In 1919 E. Haldeman-Julius had a brilliant idea.
He would take books from the public domain (out-of-copyright books that are freely available for anyone to use without paying royalties), change their titles, and print them for sale.
In their small format and their blue covers, they became known to the public as “Little Blue Books.” To say they were popular is an understatement. Haldeman-Julius eventually sold more than 100 million copies of 3,000 different books.
Fast forward 80 years…I’m reading the story and realizing that I could do the same thing he’d done, but without having the expense of printing the books. I’d simply create them as e-books (this was before Kindle came out so they were in pdf format).
Back then, when I started looking at the e-book market, I was down on my luck. I’d lost my job, then I lost my house and my family was evicted. I hadn’t a cent to my name.
For my first attempt I found three small books in the public domain by an English author named James Allen, put them all together in one pdf and decided it should be called The James Allen Trilogy.
In the first 30 days of offering it, I made almost $1,500 and I was off to the races to find some more public domain books to repeat the process. “Recycling” public domain books became the basis for building my seven-figure business.
Today, with a cheap scanner, you can scan and digitize a book in less than an hour. Choose a title, create a cover (or have one created for you for as little as $5) and you’re in the publishing business.
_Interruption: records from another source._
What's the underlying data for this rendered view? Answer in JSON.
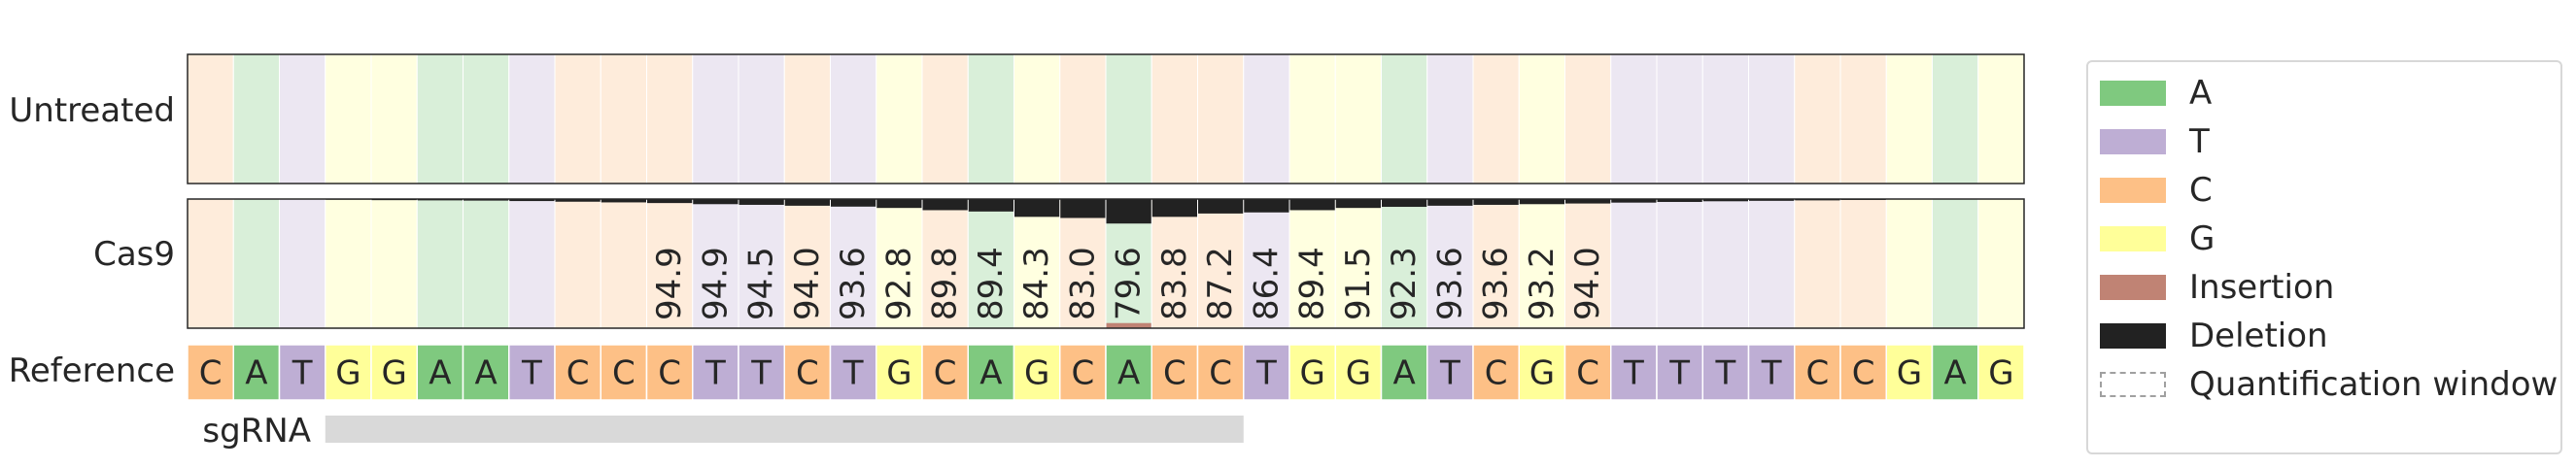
{
  "chart_data": {
    "type": "heatmap",
    "row_labels": [
      "Untreated",
      "Cas9",
      "Reference"
    ],
    "sgrna_label": "sgRNA",
    "reference_sequence": [
      "C",
      "A",
      "T",
      "G",
      "G",
      "A",
      "A",
      "T",
      "C",
      "C",
      "C",
      "T",
      "T",
      "C",
      "T",
      "G",
      "C",
      "A",
      "G",
      "C",
      "A",
      "C",
      "C",
      "T",
      "G",
      "G",
      "A",
      "T",
      "C",
      "G",
      "C",
      "T",
      "T",
      "T",
      "T",
      "C",
      "C",
      "G",
      "A",
      "G"
    ],
    "sgrna_span": [
      3,
      22
    ],
    "cas9_percent_labels": [
      {
        "index": 10,
        "value": "94.9"
      },
      {
        "index": 11,
        "value": "94.9"
      },
      {
        "index": 12,
        "value": "94.5"
      },
      {
        "index": 13,
        "value": "94.0"
      },
      {
        "index": 14,
        "value": "93.6"
      },
      {
        "index": 15,
        "value": "92.8"
      },
      {
        "index": 16,
        "value": "89.8"
      },
      {
        "index": 17,
        "value": "89.4"
      },
      {
        "index": 18,
        "value": "84.3"
      },
      {
        "index": 19,
        "value": "83.0"
      },
      {
        "index": 20,
        "value": "79.6"
      },
      {
        "index": 21,
        "value": "83.8"
      },
      {
        "index": 22,
        "value": "87.2"
      },
      {
        "index": 23,
        "value": "86.4"
      },
      {
        "index": 24,
        "value": "89.4"
      },
      {
        "index": 25,
        "value": "91.5"
      },
      {
        "index": 26,
        "value": "92.3"
      },
      {
        "index": 27,
        "value": "93.6"
      },
      {
        "index": 28,
        "value": "93.6"
      },
      {
        "index": 29,
        "value": "93.2"
      },
      {
        "index": 30,
        "value": "94.0"
      }
    ],
    "cas9_deletion_percent": [
      0.0,
      0.0,
      0.2,
      0.3,
      0.5,
      0.6,
      0.7,
      0.9,
      1.2,
      1.5,
      1.8,
      2.3,
      2.6,
      3.0,
      3.4,
      4.0,
      5.0,
      5.6,
      8.0,
      8.5,
      11.0,
      8.0,
      6.5,
      6.0,
      5.0,
      4.0,
      3.5,
      3.0,
      2.6,
      2.3,
      2.0,
      1.6,
      1.3,
      1.0,
      0.8,
      0.6,
      0.4,
      0.2,
      0.1,
      0.0
    ],
    "cas9_insertion_percent": [
      0,
      0,
      0,
      0,
      0,
      0,
      0,
      0,
      0,
      0,
      0,
      0,
      0,
      0,
      0,
      0,
      0,
      0,
      0,
      0,
      2.2,
      0,
      0,
      0,
      0,
      0,
      0,
      0,
      0,
      0,
      0,
      0,
      0,
      0,
      0,
      0,
      0,
      0,
      0,
      0
    ],
    "legend": [
      {
        "label": "A",
        "color": "#7fc97f",
        "style": "fill"
      },
      {
        "label": "T",
        "color": "#beaed4",
        "style": "fill"
      },
      {
        "label": "C",
        "color": "#fdc086",
        "style": "fill"
      },
      {
        "label": "G",
        "color": "#ffff99",
        "style": "fill"
      },
      {
        "label": "Insertion",
        "color": "#c08374",
        "style": "fill"
      },
      {
        "label": "Deletion",
        "color": "#222222",
        "style": "fill"
      },
      {
        "label": "Quantification window",
        "color": "#a0a0a0",
        "style": "dashed"
      }
    ],
    "colors": {
      "A": "#7fc97f",
      "T": "#beaed4",
      "C": "#fdc086",
      "G": "#ffff99",
      "insertion": "#c08374",
      "deletion": "#222222",
      "sgrna_bar": "#d9d9d9"
    },
    "legend_position": "right"
  }
}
There are millions of books in the public domain and new ones are regularly added. Basically, any book published before 1923 is in the public domain. Books published from 1923 to 1964 whose copyright was not renewed are also available. According to the U.S. Copyright Office, as many as 93% of authors failed to renew their copyrights, many times as an oversight.
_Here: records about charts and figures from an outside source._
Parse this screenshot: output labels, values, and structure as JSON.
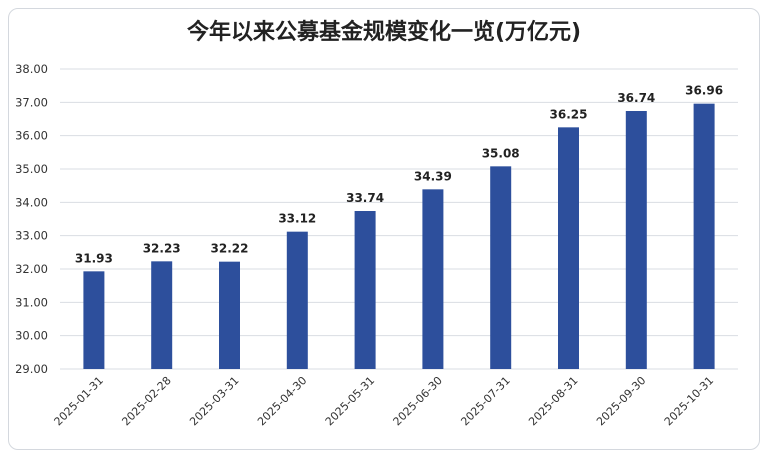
{
  "chart_data": {
    "type": "bar",
    "title": "今年以来公募基金规模变化一览(万亿元)",
    "categories": [
      "2025-01-31",
      "2025-02-28",
      "2025-03-31",
      "2025-04-30",
      "2025-05-31",
      "2025-06-30",
      "2025-07-31",
      "2025-08-31",
      "2025-09-30",
      "2025-10-31"
    ],
    "values": [
      31.93,
      32.23,
      32.22,
      33.12,
      33.74,
      34.39,
      35.08,
      36.25,
      36.74,
      36.96
    ],
    "data_labels": [
      "31.93",
      "32.23",
      "32.22",
      "33.12",
      "33.74",
      "34.39",
      "35.08",
      "36.25",
      "36.74",
      "36.96"
    ],
    "yticks": [
      "29.00",
      "30.00",
      "31.00",
      "32.00",
      "33.00",
      "34.00",
      "35.00",
      "36.00",
      "37.00",
      "38.00"
    ],
    "ylim": [
      29,
      38
    ],
    "xlabel": "",
    "ylabel": "",
    "grid": true,
    "bar_color": "#2d4f9c",
    "grid_color": "#d9dde3"
  }
}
Where do you find public domain books?
Used-book stores (online and offline) are great sources, as well as some antique stores that have an old book section. You have to use a little more diligence with the already-digitized versions you find on the web because some may not contain only the material from the original book.
Using public domain works are a quick, cheap way to create an e-book but two notes of caution:
- Amazon has specific rules about public domain books and what you need to do to get them accepted, so follow the rules.
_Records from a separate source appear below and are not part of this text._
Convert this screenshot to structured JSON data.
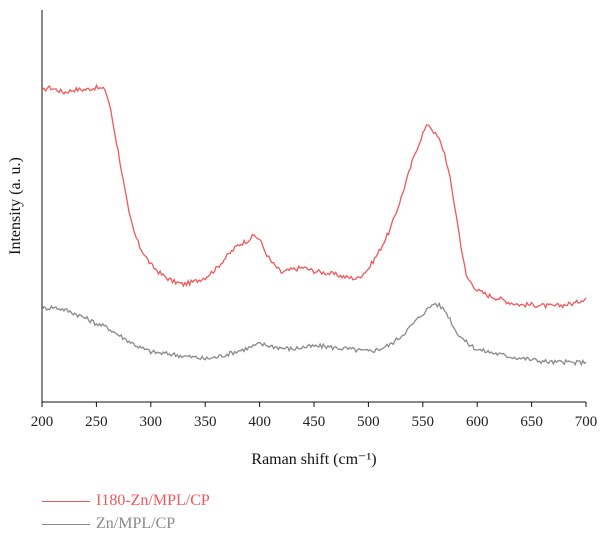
{
  "chart_data": {
    "type": "line",
    "title": "",
    "xlabel": "Raman shift (cm⁻¹)",
    "ylabel": "Intensity (a. u.)",
    "xlim": [
      200,
      700
    ],
    "ylim": [
      0,
      1
    ],
    "x_ticks": [
      "200",
      "250",
      "300",
      "350",
      "400",
      "450",
      "500",
      "550",
      "600",
      "650",
      "700"
    ],
    "y_ticks_shown": false,
    "grid": false,
    "legend_position": "bottom-left, below plot",
    "series": [
      {
        "name": "I180-Zn/MPL/CP",
        "color": "#f0585a",
        "x": [
          200,
          205,
          210,
          220,
          230,
          240,
          250,
          258,
          262,
          266,
          270,
          275,
          280,
          285,
          290,
          300,
          310,
          320,
          330,
          340,
          350,
          360,
          370,
          380,
          390,
          395,
          400,
          405,
          410,
          420,
          430,
          440,
          450,
          460,
          470,
          480,
          490,
          500,
          510,
          520,
          530,
          540,
          545,
          550,
          555,
          560,
          565,
          570,
          575,
          580,
          585,
          590,
          600,
          610,
          620,
          630,
          640,
          650,
          660,
          670,
          680,
          690,
          700
        ],
        "y": [
          0.792,
          0.802,
          0.8,
          0.79,
          0.797,
          0.797,
          0.802,
          0.797,
          0.76,
          0.7,
          0.64,
          0.56,
          0.48,
          0.43,
          0.395,
          0.35,
          0.325,
          0.308,
          0.3,
          0.307,
          0.318,
          0.34,
          0.372,
          0.4,
          0.414,
          0.425,
          0.415,
          0.385,
          0.36,
          0.33,
          0.338,
          0.343,
          0.334,
          0.33,
          0.325,
          0.318,
          0.315,
          0.34,
          0.385,
          0.44,
          0.52,
          0.61,
          0.65,
          0.685,
          0.71,
          0.69,
          0.67,
          0.635,
          0.57,
          0.49,
          0.4,
          0.32,
          0.285,
          0.272,
          0.264,
          0.254,
          0.248,
          0.248,
          0.246,
          0.244,
          0.248,
          0.252,
          0.266
        ]
      },
      {
        "name": "Zn/MPL/CP",
        "color": "#8a8a8a",
        "x": [
          200,
          210,
          220,
          230,
          240,
          250,
          260,
          270,
          280,
          290,
          300,
          310,
          320,
          330,
          340,
          350,
          360,
          370,
          380,
          390,
          400,
          410,
          420,
          430,
          440,
          450,
          460,
          470,
          480,
          490,
          500,
          510,
          520,
          530,
          540,
          550,
          555,
          560,
          565,
          570,
          575,
          580,
          590,
          600,
          610,
          620,
          630,
          640,
          650,
          660,
          670,
          680,
          690,
          700
        ],
        "y": [
          0.238,
          0.242,
          0.236,
          0.226,
          0.214,
          0.2,
          0.19,
          0.172,
          0.155,
          0.139,
          0.128,
          0.124,
          0.122,
          0.117,
          0.114,
          0.11,
          0.114,
          0.122,
          0.13,
          0.138,
          0.148,
          0.143,
          0.138,
          0.135,
          0.14,
          0.142,
          0.142,
          0.138,
          0.136,
          0.132,
          0.129,
          0.135,
          0.146,
          0.168,
          0.196,
          0.226,
          0.238,
          0.252,
          0.246,
          0.235,
          0.212,
          0.182,
          0.152,
          0.134,
          0.128,
          0.122,
          0.116,
          0.112,
          0.108,
          0.104,
          0.101,
          0.102,
          0.1,
          0.102
        ]
      }
    ]
  }
}
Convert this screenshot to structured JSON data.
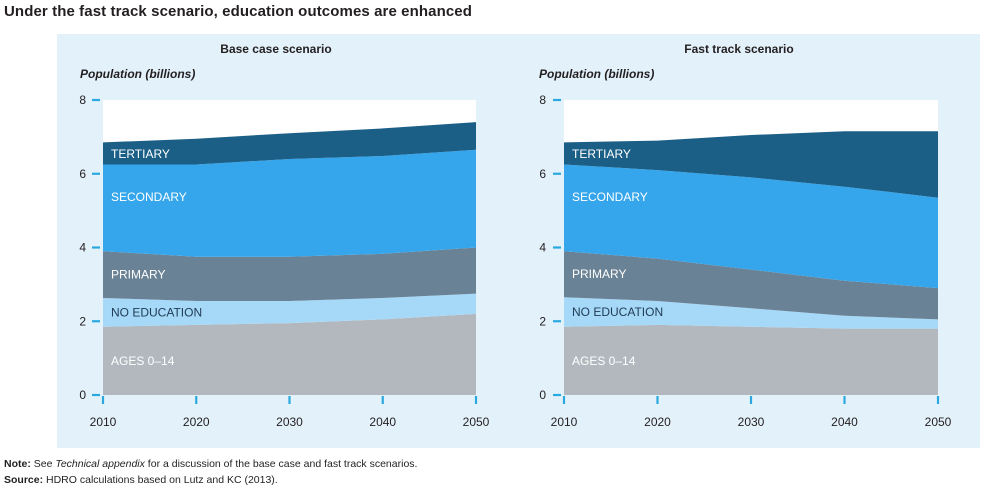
{
  "title": "Under the fast track scenario, education outcomes are enhanced",
  "note": {
    "label": "Note:",
    "before": "See ",
    "italic": "Technical appendix",
    "after": " for a discussion of the base case and fast track scenarios."
  },
  "source": {
    "label": "Source:",
    "text": "HDRO calculations based on Lutz and KC (2013)."
  },
  "colors": {
    "ages": "#b3b8bf",
    "no_education": "#a6d8f7",
    "primary": "#6a8296",
    "secondary": "#35a6ec",
    "tertiary": "#1b5f87",
    "axis_tick": "#29a9df"
  },
  "chart_data": [
    {
      "type": "area",
      "stacked": true,
      "title": "Base case scenario",
      "ylabel": "Population (billions)",
      "xlabel": "",
      "x": [
        2010,
        2020,
        2030,
        2040,
        2050
      ],
      "ylim": [
        0,
        8
      ],
      "yticks": [
        0,
        2,
        4,
        6,
        8
      ],
      "grid": false,
      "series": [
        {
          "name": "AGES 0–14",
          "values": [
            1.85,
            1.9,
            1.95,
            2.05,
            2.2
          ]
        },
        {
          "name": "NO EDUCATION",
          "values": [
            0.78,
            0.65,
            0.6,
            0.58,
            0.55
          ]
        },
        {
          "name": "PRIMARY",
          "values": [
            1.27,
            1.2,
            1.2,
            1.2,
            1.25
          ]
        },
        {
          "name": "SECONDARY",
          "values": [
            2.35,
            2.5,
            2.65,
            2.65,
            2.65
          ]
        },
        {
          "name": "TERTIARY",
          "values": [
            0.6,
            0.7,
            0.7,
            0.75,
            0.75
          ]
        }
      ]
    },
    {
      "type": "area",
      "stacked": true,
      "title": "Fast track scenario",
      "ylabel": "Population (billions)",
      "xlabel": "",
      "x": [
        2010,
        2020,
        2030,
        2040,
        2050
      ],
      "ylim": [
        0,
        8
      ],
      "yticks": [
        0,
        2,
        4,
        6,
        8
      ],
      "grid": false,
      "series": [
        {
          "name": "AGES 0–14",
          "values": [
            1.85,
            1.9,
            1.85,
            1.8,
            1.8
          ]
        },
        {
          "name": "NO EDUCATION",
          "values": [
            0.8,
            0.65,
            0.5,
            0.35,
            0.25
          ]
        },
        {
          "name": "PRIMARY",
          "values": [
            1.25,
            1.15,
            1.05,
            0.95,
            0.85
          ]
        },
        {
          "name": "SECONDARY",
          "values": [
            2.35,
            2.4,
            2.5,
            2.55,
            2.45
          ]
        },
        {
          "name": "TERTIARY",
          "values": [
            0.6,
            0.8,
            1.15,
            1.5,
            1.8
          ]
        }
      ]
    }
  ]
}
- You need to know the rules about public domain and about copyrights, because copyright infringement is a serious, serious matter. You’ll find lots of free resources about this on the web that are easy to follow and understand. Take the time to study them.
If you’ve wanted to cash in on the booming book and e-book business but don’t want to have to write it yourself, you can find your treasure in one or more public domain books.
The truth is, there’s really no reason why e-books can’t fund your life overseas. There are simply so many ways you can create income from them.